The inspiring, familiar words we find in this Psalm, the ones that say, “Create in me a clean heart, O God, and put a new and right spirit within me” cannot be properly appreciated unless you know well what King David was deeply repenting from.   If you hear a song, as I do, associate with these words, know that it is not just a campfire Christian folk tune.  It is a soul-stripped-down-begging-for-new-beginnings blues-rock classic.    The songwriter was clearly sick and ashamed of his life-long succumbing to sin.  His song is raw repentance and heart-sick admission of his utter dependence on God’s mercy to not cast him out, to still have holy purpose for him, to steadfastly restore his heart and soul to a state of holy wisdom, purity, and joy.    In return for this merciful deliverance, this spiritual rebirth of a broken and contrite heart, King David pledged to keep right, keep declaring praise, keep singing aloud to God’s glory alone.  

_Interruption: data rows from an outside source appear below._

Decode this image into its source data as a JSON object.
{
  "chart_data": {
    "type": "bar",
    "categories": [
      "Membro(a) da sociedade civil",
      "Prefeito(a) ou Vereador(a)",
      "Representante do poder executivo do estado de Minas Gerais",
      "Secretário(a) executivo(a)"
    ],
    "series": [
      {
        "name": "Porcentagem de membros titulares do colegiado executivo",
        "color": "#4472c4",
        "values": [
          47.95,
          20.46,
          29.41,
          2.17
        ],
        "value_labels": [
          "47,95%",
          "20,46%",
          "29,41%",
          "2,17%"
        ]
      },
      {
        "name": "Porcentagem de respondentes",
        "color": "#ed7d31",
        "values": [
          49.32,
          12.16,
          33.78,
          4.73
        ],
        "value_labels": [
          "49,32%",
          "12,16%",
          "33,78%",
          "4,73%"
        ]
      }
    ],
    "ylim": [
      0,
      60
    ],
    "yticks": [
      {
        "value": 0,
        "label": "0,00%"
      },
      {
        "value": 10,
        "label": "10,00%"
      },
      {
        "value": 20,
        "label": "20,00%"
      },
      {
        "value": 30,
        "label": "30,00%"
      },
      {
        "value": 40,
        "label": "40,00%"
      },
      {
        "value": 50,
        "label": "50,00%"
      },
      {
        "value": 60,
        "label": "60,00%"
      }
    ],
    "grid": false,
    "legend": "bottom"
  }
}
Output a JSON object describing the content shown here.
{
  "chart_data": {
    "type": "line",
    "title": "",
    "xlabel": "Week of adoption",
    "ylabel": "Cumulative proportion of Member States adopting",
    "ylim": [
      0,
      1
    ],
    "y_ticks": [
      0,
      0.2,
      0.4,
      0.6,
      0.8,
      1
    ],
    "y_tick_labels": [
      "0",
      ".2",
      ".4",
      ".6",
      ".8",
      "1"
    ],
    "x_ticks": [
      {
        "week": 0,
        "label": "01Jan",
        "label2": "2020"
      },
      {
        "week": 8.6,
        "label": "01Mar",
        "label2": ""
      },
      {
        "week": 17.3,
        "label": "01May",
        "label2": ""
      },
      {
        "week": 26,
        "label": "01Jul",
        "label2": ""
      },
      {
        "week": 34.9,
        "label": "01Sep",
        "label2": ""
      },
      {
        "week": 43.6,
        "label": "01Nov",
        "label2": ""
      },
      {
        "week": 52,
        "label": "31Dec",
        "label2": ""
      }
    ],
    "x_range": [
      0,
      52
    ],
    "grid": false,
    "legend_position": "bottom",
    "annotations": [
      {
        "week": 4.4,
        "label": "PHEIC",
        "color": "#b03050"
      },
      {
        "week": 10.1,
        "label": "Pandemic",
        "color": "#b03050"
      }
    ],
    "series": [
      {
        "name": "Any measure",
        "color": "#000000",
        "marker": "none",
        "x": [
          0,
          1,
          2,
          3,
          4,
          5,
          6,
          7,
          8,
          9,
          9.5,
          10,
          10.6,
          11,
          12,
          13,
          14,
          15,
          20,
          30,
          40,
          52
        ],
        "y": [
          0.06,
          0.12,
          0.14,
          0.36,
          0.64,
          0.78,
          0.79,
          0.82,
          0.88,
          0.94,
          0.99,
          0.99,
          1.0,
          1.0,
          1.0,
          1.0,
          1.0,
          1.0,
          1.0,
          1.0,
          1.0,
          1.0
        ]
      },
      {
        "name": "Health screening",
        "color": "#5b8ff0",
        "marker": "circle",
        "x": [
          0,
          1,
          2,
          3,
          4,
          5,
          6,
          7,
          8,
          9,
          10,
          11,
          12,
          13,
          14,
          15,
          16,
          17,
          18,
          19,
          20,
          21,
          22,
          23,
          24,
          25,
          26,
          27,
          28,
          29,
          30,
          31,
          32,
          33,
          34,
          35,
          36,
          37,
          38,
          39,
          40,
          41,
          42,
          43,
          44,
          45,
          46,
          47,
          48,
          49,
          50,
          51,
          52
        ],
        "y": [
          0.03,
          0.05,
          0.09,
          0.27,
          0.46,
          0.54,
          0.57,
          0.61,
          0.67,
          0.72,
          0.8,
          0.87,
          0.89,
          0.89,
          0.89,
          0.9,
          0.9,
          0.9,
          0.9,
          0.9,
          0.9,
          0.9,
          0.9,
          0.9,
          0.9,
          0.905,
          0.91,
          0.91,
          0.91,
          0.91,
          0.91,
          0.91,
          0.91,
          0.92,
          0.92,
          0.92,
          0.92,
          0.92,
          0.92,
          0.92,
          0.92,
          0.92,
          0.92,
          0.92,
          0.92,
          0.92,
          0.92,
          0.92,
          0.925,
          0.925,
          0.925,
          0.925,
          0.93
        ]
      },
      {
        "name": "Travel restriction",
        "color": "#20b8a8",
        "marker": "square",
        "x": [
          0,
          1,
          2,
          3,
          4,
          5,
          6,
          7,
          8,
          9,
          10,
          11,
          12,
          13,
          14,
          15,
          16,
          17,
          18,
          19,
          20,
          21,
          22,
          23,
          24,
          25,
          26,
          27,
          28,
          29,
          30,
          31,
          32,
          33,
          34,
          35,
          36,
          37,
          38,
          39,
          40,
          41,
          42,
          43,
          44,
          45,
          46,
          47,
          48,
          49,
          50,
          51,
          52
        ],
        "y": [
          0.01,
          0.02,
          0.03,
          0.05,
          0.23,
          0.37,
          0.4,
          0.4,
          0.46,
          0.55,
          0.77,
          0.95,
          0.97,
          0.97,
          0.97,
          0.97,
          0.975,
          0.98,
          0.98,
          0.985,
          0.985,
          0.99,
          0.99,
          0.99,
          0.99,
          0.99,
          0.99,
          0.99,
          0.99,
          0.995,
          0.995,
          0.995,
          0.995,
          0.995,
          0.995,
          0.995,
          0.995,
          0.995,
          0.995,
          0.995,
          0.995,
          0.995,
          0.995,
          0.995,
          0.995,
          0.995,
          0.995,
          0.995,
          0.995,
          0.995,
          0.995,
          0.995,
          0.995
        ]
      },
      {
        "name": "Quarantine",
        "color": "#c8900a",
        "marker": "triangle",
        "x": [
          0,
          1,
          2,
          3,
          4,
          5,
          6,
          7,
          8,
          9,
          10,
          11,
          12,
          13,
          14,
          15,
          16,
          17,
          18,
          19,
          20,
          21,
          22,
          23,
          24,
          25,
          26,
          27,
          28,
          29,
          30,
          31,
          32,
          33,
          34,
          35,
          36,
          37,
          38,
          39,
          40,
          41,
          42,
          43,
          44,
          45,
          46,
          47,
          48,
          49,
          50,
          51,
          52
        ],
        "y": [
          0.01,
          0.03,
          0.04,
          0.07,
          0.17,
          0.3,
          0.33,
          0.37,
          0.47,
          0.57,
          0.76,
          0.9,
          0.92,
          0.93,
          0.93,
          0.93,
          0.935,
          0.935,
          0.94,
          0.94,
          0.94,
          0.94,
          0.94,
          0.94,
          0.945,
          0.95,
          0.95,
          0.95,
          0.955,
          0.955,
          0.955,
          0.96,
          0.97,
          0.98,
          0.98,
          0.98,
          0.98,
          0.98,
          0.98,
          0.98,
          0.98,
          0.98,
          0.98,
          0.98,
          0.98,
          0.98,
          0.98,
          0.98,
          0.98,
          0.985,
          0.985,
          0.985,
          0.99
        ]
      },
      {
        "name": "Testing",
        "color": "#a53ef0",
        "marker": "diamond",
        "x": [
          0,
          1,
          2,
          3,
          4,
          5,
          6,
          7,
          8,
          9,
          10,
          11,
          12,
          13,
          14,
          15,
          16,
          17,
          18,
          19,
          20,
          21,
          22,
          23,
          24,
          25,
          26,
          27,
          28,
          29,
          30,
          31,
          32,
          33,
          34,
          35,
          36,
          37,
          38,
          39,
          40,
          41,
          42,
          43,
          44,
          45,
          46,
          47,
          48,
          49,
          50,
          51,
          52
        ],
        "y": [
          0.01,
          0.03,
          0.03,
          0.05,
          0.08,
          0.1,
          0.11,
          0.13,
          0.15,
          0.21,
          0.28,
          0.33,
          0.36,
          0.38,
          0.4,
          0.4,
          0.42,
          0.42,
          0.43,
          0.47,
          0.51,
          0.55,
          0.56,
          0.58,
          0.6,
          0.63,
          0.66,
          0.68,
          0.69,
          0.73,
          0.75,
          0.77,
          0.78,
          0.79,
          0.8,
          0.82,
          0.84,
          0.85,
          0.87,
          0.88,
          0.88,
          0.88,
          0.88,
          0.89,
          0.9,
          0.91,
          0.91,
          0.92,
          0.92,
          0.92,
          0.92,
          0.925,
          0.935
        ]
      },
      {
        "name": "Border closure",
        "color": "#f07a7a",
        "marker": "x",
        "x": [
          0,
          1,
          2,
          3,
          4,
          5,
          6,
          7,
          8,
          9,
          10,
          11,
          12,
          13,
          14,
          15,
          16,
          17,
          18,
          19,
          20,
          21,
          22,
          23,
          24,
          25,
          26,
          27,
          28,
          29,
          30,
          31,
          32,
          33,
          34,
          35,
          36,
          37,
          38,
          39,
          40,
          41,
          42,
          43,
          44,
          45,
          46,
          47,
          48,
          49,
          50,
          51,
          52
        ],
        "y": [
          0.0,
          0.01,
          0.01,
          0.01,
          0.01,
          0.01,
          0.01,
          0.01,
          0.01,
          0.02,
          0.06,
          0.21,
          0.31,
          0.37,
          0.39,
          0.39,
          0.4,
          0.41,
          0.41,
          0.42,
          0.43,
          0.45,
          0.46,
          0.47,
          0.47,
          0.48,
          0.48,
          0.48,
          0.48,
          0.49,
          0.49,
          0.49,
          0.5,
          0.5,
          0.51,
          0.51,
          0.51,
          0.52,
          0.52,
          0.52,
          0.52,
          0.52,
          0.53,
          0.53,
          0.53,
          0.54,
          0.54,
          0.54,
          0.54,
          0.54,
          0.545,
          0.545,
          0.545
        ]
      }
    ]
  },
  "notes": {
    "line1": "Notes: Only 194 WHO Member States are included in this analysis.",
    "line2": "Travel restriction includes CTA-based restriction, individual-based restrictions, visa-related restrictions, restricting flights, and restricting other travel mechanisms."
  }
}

When we today listen to this ancient prayer-song, with its bold ‘n bluesy backbeat and soaring cry for mercy, when we realize David’s plea was granted and that divine blessings were not revoked, it can help us build more trust in our belief that God’s abundant grace covers all sin.   We all need this liberating, regenerating good news.   We all need to sing our own particular penitent praise songs to the audience of the Almighty.    We all need to pray, “Have mercy, Lord” as we confess our own failures of faith – be they in thought, word or deed --  and as we return to God in trust that God wants to and will create in each of us a clean heart.
  
We specifically pray this in the name of Jesus Christ, the King of Kings.   By His merciful example and soul-saving grace we can sing confession and praise with bold confidence.   The fourth chapter of the New Testament book of Hebrews reminds of this.   It reminds us that Jesus was without sin, yet experienced all of our terribly human trials and temptations.   He encountered every thought and intention of the heart that we wrestle with as we strive to honor and obey God with our lives.   And he sympathized with it all.   He knew how good it felt for a human heart to break down and scream for mercy, to let it out and turn in trust to God for deliverance.     So whenever we come to admit, as King David did, that our souls have fallen seriously out of tune, that we are in need of a new beginning, our Lord and Savior never fails to listen.   Through the power of the Holy Spirit, we receive His mercy and we freely, joyfully find grace to restore us in every time of need.  
           
This week, as we all celebrate 236 years of our national identity and freedoms, I also encourage you to also spend some time acknowledging the religious freedom you have to keep turning away from sin and keep turning toward God in Jesus Christ.    Maybe you have a little blues or blues-rock to record and release.   Sing it out in the hope and strength of salvation and so you can live all the more independently dependent upon God’s mercy.   Sing it too so you can honor our common history, and especially all men and women who, inspired by and to the glory of Jesus Christ, have fought for and sacrificed for liberty, justice, and equal rights for all humanity.   Amen.